Wednesday, August 18, 2021 10:17:37 PM
“On August 6, 2021, the Company entered into an investment banking agreement (“PA Agreement”) with Primary Capital LLC (“PC”), pursuant to which PC will act as the Company’s exclusive placement agent for a twelve-month period beginning August 2, 2021, in connection with a contemplated best-efforts securities offering under Regulation A of the Securities Act (“Reg A Offering”). The PA Agreement calls for PC to provide additional investment banking services, both related to the Reg A Offering and independent of the Reg A Offering. The PA Agreement calls for cash fees payable to PC equal to 7% of the gross proceeds from the Reg A Offering associated with investors originated news to sell by PC and 4% of the gross proceeds from the Reg A Offering associated with investors originated by the Company.
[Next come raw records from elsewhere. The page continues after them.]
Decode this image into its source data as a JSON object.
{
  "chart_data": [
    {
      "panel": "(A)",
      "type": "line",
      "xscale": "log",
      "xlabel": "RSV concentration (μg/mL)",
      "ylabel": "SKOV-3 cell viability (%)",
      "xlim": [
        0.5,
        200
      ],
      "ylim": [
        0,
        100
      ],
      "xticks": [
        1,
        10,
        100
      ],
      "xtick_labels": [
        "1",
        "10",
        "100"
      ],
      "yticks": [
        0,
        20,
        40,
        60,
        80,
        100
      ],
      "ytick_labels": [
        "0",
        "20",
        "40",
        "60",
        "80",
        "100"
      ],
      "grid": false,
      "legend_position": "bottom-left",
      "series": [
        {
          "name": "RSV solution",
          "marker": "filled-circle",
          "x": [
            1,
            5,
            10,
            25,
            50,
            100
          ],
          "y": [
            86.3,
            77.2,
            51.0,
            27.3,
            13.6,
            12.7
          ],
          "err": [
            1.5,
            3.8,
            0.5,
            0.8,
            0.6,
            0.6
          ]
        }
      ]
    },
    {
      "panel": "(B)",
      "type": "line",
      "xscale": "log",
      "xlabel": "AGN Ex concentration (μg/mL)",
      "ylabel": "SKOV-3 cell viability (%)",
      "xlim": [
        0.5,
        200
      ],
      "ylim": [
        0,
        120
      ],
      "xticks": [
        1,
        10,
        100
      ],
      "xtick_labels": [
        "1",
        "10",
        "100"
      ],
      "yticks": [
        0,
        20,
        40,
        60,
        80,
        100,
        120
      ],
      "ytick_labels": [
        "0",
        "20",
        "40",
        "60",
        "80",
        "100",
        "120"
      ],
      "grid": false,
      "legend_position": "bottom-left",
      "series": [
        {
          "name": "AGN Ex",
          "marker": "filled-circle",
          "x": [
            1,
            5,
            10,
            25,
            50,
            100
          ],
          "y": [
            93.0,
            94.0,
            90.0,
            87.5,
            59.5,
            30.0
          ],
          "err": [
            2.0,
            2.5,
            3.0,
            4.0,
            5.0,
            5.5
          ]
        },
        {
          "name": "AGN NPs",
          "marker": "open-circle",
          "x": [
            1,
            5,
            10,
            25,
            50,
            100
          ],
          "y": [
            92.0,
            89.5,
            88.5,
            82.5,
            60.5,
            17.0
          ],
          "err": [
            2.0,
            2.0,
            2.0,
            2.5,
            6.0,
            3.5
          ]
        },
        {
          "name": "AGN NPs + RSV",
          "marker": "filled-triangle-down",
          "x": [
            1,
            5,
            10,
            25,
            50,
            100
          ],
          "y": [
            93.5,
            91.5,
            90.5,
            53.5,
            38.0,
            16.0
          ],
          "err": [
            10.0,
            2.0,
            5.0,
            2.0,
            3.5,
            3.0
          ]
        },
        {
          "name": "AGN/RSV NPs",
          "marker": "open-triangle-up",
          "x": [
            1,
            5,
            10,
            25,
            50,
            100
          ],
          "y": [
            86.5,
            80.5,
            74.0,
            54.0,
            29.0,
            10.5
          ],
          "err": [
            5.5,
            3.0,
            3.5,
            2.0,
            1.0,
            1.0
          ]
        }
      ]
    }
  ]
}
In addition, the PA Agreement calls for fees payable as warrants equal to 7% of that number of shares of the Company’s common stock with respect to investors originated by PC and 4% for investors originated by the Company. The PA Agreement also provides for a 7% cash and 7% warrant fee for PC-originated investors in any non-Reg A Offering of securities and a cash fee of 5% of the transaction value at the closing of a sale or merger or acquisition transaction. This PA Agreement supersedes all prior contemporaneous negotiations, commitments, agreements and writings with respect to the subject matter of the PA Agreement. The foregoing description of the PA Agreement does not purport to be complete and is qualified in its entirety by reference to the PA Agreement, a copy of which is attached to this report as Exhibit 99.1.
The Company filed a Form 1-A Preliminary Offering Statement with the SEC on August 9, 2021. The SEC has not yet qualified the Reg A Offering. See Note 9. Subsequent Events – Filing of Form 1-A to the Company’s condensed consolidated financial statements as of June 30, 2021.”